It is not an unfair test of liability in this case to keep always in view the possible liability of the commissioners to the town in case it is obliged to pay the judgment. Are the commissioners who were elected a few weeks before this accident liable, or are their predecessors during the time that the road at the point of the accident was in the condition described, or are they all liable? None of them had any actual notice of the *522 defect, but the verdict of the jury indicates that all of them should have known that the log was absent. Although the jury have found that the town was liable solely through the negligence of the commissioners, it is not certain that even the same jury upon the same facts, in an action by the town against the commissioners, to reimburse itself for the loss occasioned by such negligence, would reach the same conclusion.
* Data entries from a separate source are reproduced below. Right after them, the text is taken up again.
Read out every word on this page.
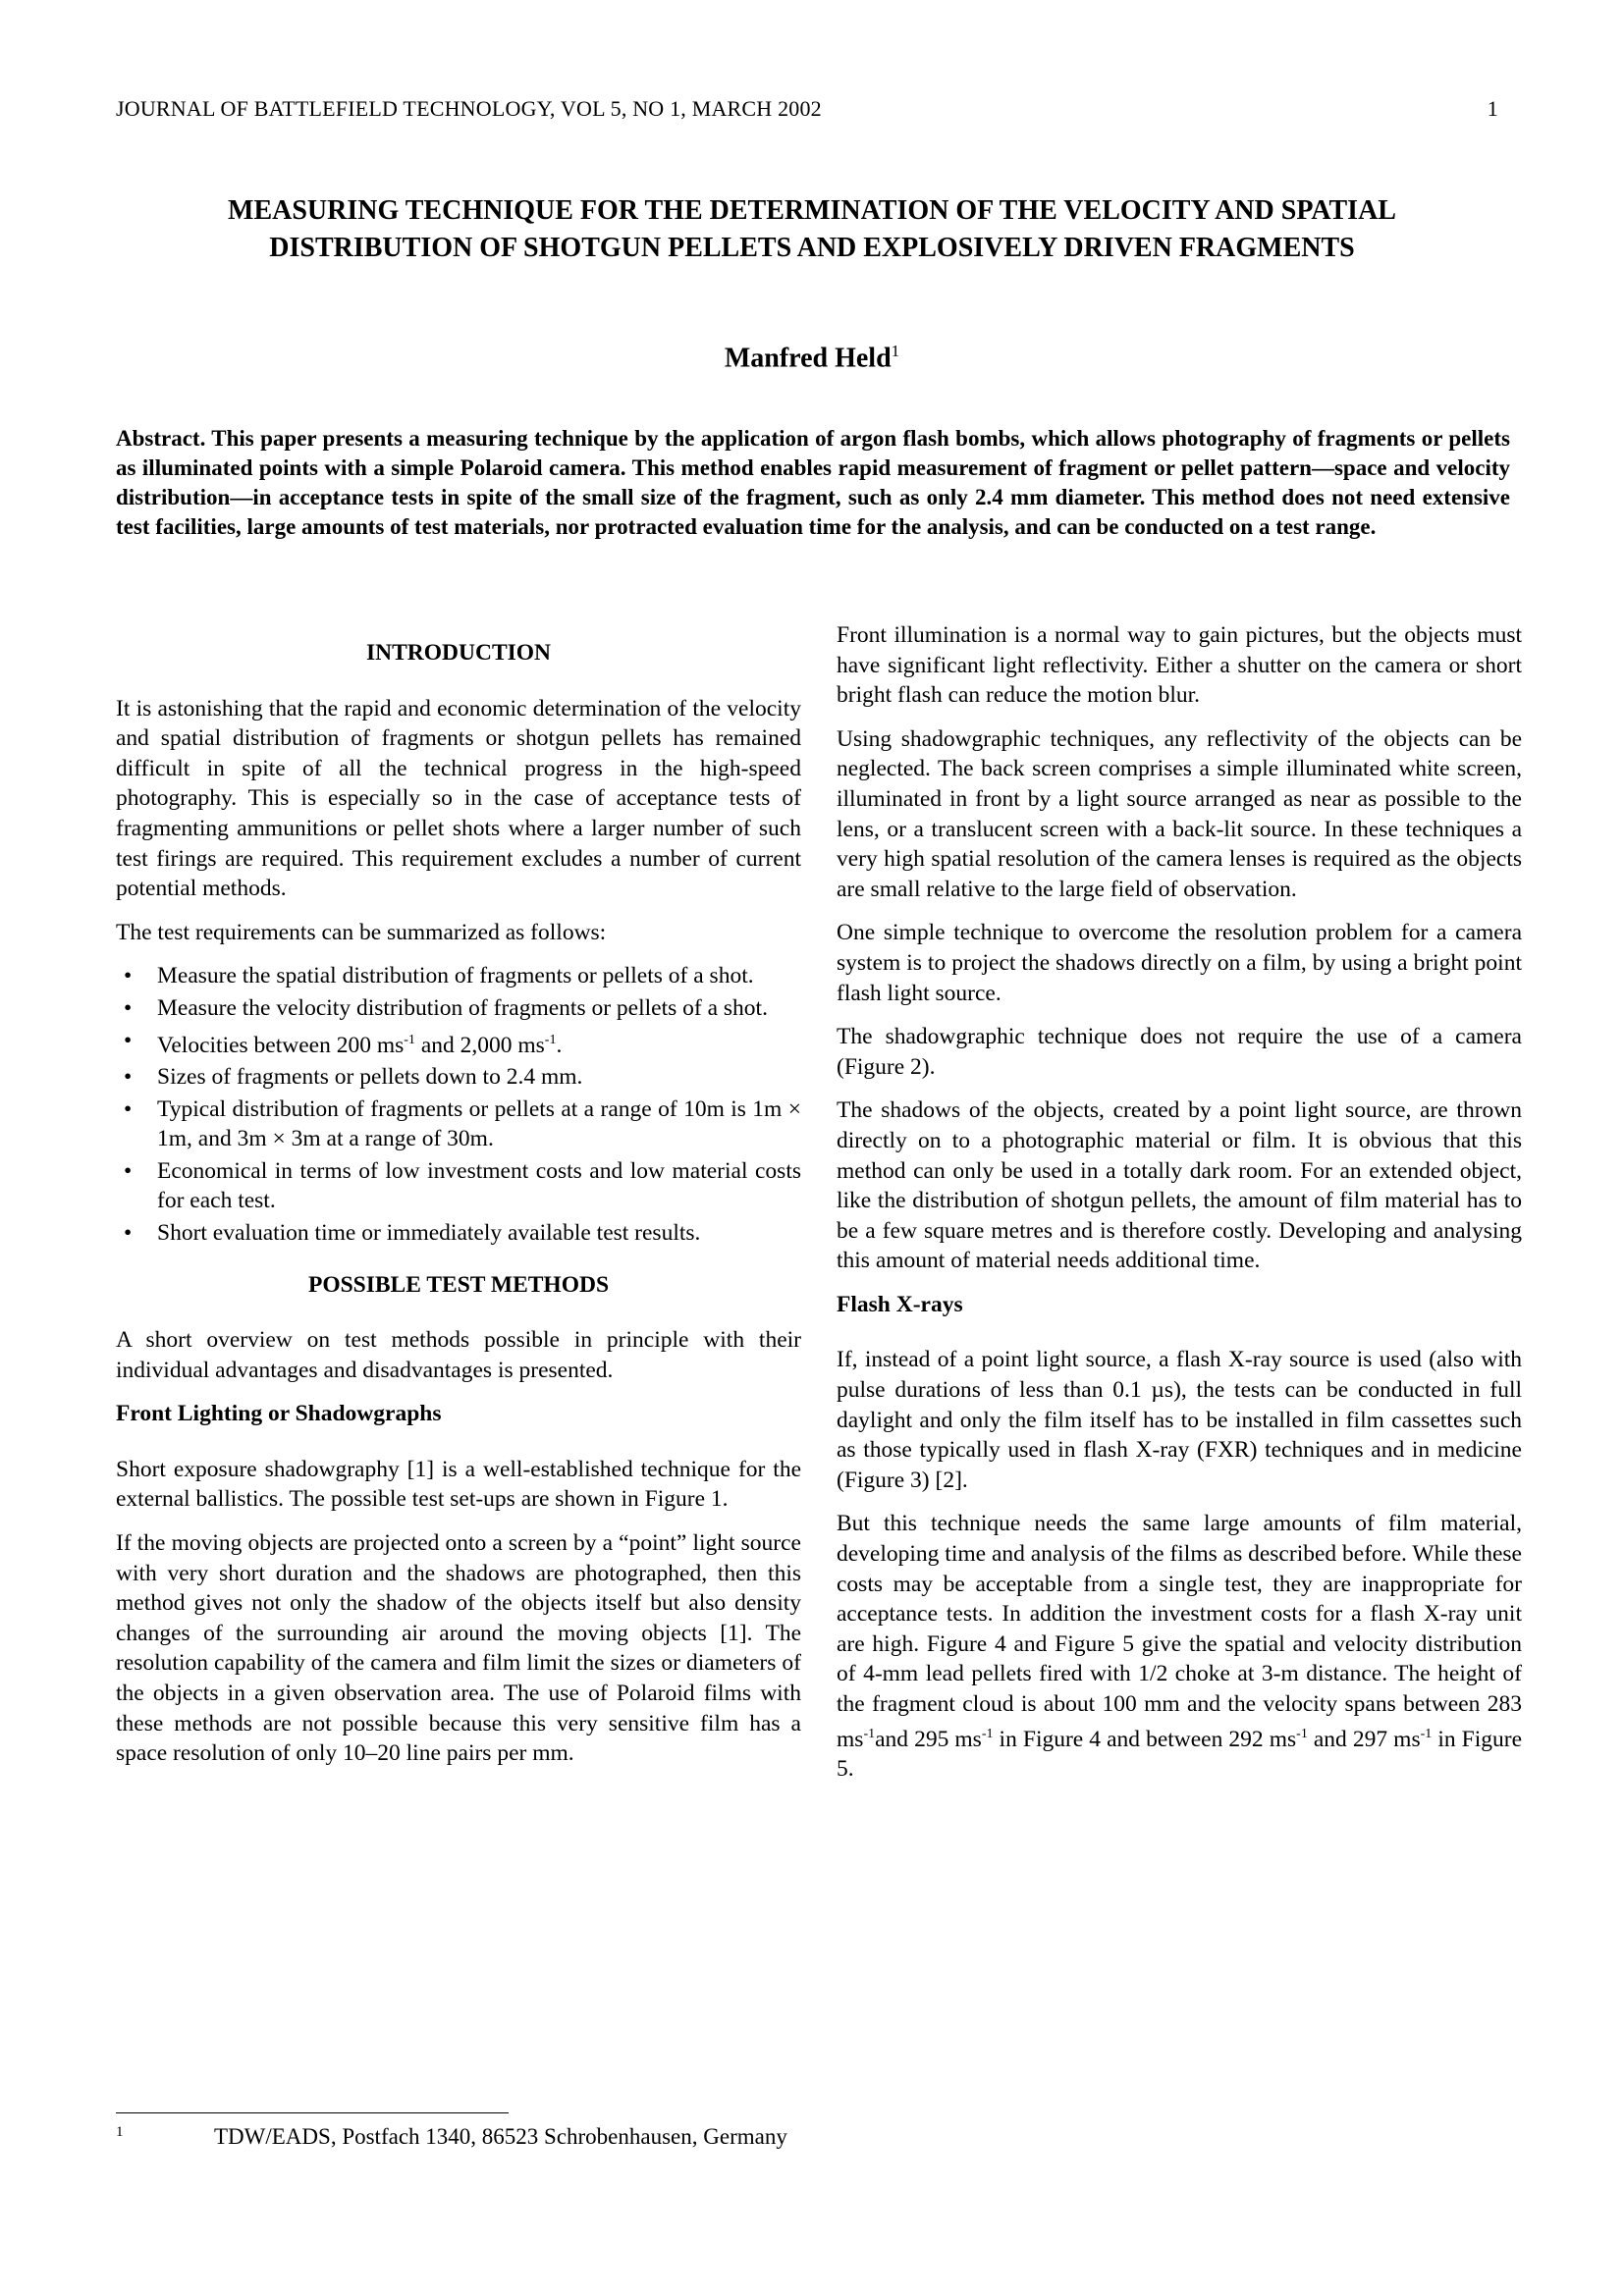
JOURNAL OF BATTLEFIELD TECHNOLOGY, VOL 5, NO 1, MARCH 2002	1
MEASURING TECHNIQUE FOR THE DETERMINATION OF THE VELOCITY AND SPATIAL DISTRIBUTION OF SHOTGUN PELLETS AND EXPLOSIVELY DRIVEN FRAGMENTS
Manfred Held$^1$
Abstract. This paper presents a measuring technique by the application of argon flash bombs, which allows photography of fragments or pellets as illuminated points with a simple Polaroid camera. This method enables rapid measurement of fragment or pellet pattern—space and velocity distribution—in acceptance tests in spite of the small size of the fragment, such as only 2.4 mm diameter. This method does not need extensive test facilities, large amounts of test materials, nor protracted evaluation time for the analysis, and can be conducted on a test range.
INTRODUCTION

It is astonishing that the rapid and economic determination of the velocity and spatial distribution of fragments or shotgun pellets has remained difficult in spite of all the technical progress in the high-speed photography. This is especially so in the case of acceptance tests of fragmenting ammunitions or pellet shots where a larger number of such test firings are required. This requirement excludes a number of current potential methods.

The test requirements can be summarized as follows:

• Measure the spatial distribution of fragments or pellets of a shot.
• Measure the velocity distribution of fragments or pellets of a shot.
• Velocities between 200 $ms^{-1}$ and 2,000 $ms^{-1}$.
• Sizes of fragments or pellets down to 2.4 mm.
• Typical distribution of fragments or pellets at a range of 10m is 1m × 1m, and 3m × 3m at a range of 30m.
• Economical in terms of low investment costs and low material costs for each test.
• Short evaluation time or immediately available test results.
POSSIBLE TEST METHODS

A short overview on test methods possible in principle with their individual advantages and disadvantages is presented.

Front Lighting or Shadowgraphs

Short exposure shadowgraphy [1] is a well-established technique for the external ballistics. The possible test set-ups are shown in Figure 1.

If the moving objects are projected onto a screen by a “point” light source with very short duration and the shadows are photographed, then this method gives not only the shadow of the objects itself but also density changes of the surrounding air around the moving objects [1]. The resolution capability of the camera and film limit the sizes or diameters of the objects in a given observation area. The use of Polaroid films with these methods are not possible because this very sensitive film has a space resolution of only 10–20 line pairs per mm.

Front illumination is a normal way to gain pictures, but the objects must have significant light reflectivity. Either a shutter on the camera or short bright flash can reduce the motion blur.

Using shadowgraphic techniques, any reflectivity of the objects can be neglected. The back screen comprises a simple illuminated white screen, illuminated in front by a light source arranged as near as possible to the lens, or a translucent screen with a back-lit source. In these techniques a very high spatial resolution of the camera lenses is required as the objects are small relative to the large field of observation.

One simple technique to overcome the resolution problem for a camera system is to project the shadows directly on a film, by using a bright point flash light source.

The shadowgraphic technique does not require the use of a camera (Figure 2).

The shadows of the objects, created by a point light source, are thrown directly on to a photographic material or film. It is obvious that this method can only be used in a totally dark room. For an extended object, like the distribution of shotgun pellets, the amount of film material has to be a few square metres and is therefore costly. Developing and analysing this amount of material needs additional time.

Flash X-rays

If, instead of a point light source, a flash X-ray source is used (also with pulse durations of less than 0.1 µs), the tests can be conducted in full daylight and only the film itself has to be installed in film cassettes such as those typically used in flash X-ray (FXR) techniques and in medicine (Figure 3) [2].

But this technique needs the same large amounts of film material, developing time and analysis of the films as described before. While these costs may be acceptable from a single test, they are inappropriate for acceptance tests. In addition the investment costs for a flash X-ray unit are high. Figure 4 and Figure 5 give the spatial and velocity distribution of 4-mm lead pellets fired with 1/2 choke at 3-m distance. The height of the fragment cloud is about 100 mm and the velocity spans between 283 $ms^{-1}and$ 295 $ms^{-1}$ in Figure 4 and between 292 $ms^{-1}$ and 297 $ms^{-1}$ in Figure 5.

1	TDW/EADS, Postfach 1340, 86523 Schrobenhausen, Germany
It is obvious that unless the provision of the statute making the commissioner liable over to the town for his negligence in such cases is to remain a dead letter, as it probably has, one view of duty may be taken in actions by injured parties against the town, and quite a different view in actions by the town against the commissioners, whereas, in both cases the conduct of the commissioners should be measured by the same standard. We think that this is a case where the town could never be able to recover against the commissioners upon the facts disclosed by the record, and that a recovery ought not to be had, and, for the same reason, no recovery should be had by the plaintiff against the town. The proof was not sufficient to charge the commissioners with personal negligence in the performance of the duties imposed upon them by law, and the motion for a non-suit at the close of the case should have been granted. The verdict was extremely moderate in amount. Indeed it is out of all proportion to the unfortunate results of the accident if the defendant was liable at all. If no other interests were to be affected save that of the parties to the action, the verdict would have no significance beyond an expression of sympathy for the family of the deceased, in which, as individuals, we all share. The case, however, involves a principle of great public importance, far-reaching in its operation and effect, which must be determined by the application of settled rules of law.
The judgment should be reversed and a new trial granted, costs to abide the event.
All concur, except BARTLETT, J., not voting.